Persistent inflation, moderate economic growth in much of Europe and a prolonged recovery in Chinawhere excessive discounts on electric cars are hurting manufacturers, are adding to the industry’s woes.

The price war in China is getting tougher every day“, said Yoichi Miyazakifinancial director of toyota. “We will have to continue resisting for several years until we have more vehicles of battery to offer”.

Mercedes reported a drop in profits in April due to model changes and weak demand for EVwith Volkswagen AG and Stellantis NV also indicating slow starts to the year.

Mercedes-Benz postpones complete transition to electric vehicles due to lower-than-expected sales. (REUTERS/Wolfgang Rattay/File)

However, most auto industry companies confirmed their full-year forecasts, with German parts maker Continental AG announcing on Wednesday that it expects profits to improve in the second half due to price increases and cost reductions. Sales of electric cars bmw rose 28% in the first quarter after the German brand presented a series of models powered by batteries which look very similar to their gasoline models.

But many automakers are feeling the pain of the slowdown of electric-powered vehicles after governments ended lucrative subsidies for technology, making EV, already more expensive, are even less attractive. Gaps in charging infrastructure also continue to deter potential buyers.

“Some of our customers have delayed product launches in general, also in the new area of ​​battery cars,” he said. Katja Garcia VilaCFO of Continentalto Bloomberg in a telephone interview. “That caused delays in ramping up our production.”

Ola Källeniusexecutive director of Mercedestold shareholders Wednesday that the sedan maker Classes will continue to produce internal combustion vehicles and hybrids “well into the 2030s” if demand allows.

The largest vehicles with internal combustion engines still generate the highest profits, with Ferrari NV and Porsche AG among those that boast the highest returns. And with China Without eliminating sales of new internal combustion engines until 2060, luxury automakers still see potential for their legacy products in the world’s largest automotive market.

Although the shift toward electric vehicles risks going off course, automakers are not making a complete change of direction.
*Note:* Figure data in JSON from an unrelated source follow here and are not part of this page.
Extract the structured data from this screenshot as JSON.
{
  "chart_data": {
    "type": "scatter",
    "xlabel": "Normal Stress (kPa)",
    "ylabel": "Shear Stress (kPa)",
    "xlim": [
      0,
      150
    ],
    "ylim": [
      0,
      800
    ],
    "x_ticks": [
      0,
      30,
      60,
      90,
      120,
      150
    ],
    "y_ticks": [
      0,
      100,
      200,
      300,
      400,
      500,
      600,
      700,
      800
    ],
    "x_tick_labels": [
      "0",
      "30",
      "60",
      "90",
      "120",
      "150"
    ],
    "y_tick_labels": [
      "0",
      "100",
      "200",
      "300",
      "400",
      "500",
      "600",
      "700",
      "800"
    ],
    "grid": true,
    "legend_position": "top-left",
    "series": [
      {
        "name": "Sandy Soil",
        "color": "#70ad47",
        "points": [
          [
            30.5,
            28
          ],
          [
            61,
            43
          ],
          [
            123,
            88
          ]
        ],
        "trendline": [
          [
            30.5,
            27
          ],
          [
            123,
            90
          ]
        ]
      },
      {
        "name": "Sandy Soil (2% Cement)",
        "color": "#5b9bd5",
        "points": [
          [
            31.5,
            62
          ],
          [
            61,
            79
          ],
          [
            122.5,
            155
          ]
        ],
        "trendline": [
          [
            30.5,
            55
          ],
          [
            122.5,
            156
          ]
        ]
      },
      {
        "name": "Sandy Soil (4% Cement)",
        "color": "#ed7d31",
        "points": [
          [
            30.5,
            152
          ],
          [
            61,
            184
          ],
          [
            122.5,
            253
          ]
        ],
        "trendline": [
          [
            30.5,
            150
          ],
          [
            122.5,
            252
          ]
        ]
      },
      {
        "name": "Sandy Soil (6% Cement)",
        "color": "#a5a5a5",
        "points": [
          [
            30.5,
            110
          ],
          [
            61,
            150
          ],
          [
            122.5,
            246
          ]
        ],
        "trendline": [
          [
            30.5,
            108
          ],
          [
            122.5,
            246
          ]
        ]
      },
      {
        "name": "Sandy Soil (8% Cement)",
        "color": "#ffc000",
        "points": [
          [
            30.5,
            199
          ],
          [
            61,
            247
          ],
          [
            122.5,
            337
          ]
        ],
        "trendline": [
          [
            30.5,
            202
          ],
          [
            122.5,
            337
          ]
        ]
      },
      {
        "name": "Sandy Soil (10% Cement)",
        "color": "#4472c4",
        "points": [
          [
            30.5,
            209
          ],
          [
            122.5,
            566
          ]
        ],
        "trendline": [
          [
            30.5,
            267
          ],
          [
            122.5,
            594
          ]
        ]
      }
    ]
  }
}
Toyota bets on hybrids in the face of the decrease in EV production. (REUTERS/Benoit Tessier)

toyota said it is committed to electric cars for the long term and will invest approximately $3.2 billion in plans to decarbonize and develop next-generation software.

Ferrariwhich on Tuesday reported disappointing earnings and did not raise its forecast, is building a factory in Italy to make cars hybrid and electric which will be ready next month. So much bmw as Mercedes They plan to introduce a new generation of electric-powered vehicles with improved technology by the middle of the decade.

Demand for EV “It has decreased a little, but it is not the end of the world,” he said. Thomas Schäferwho leads the eponymous brand of Volkswagenon Wednesday at a conference organized by the Financial Times in London.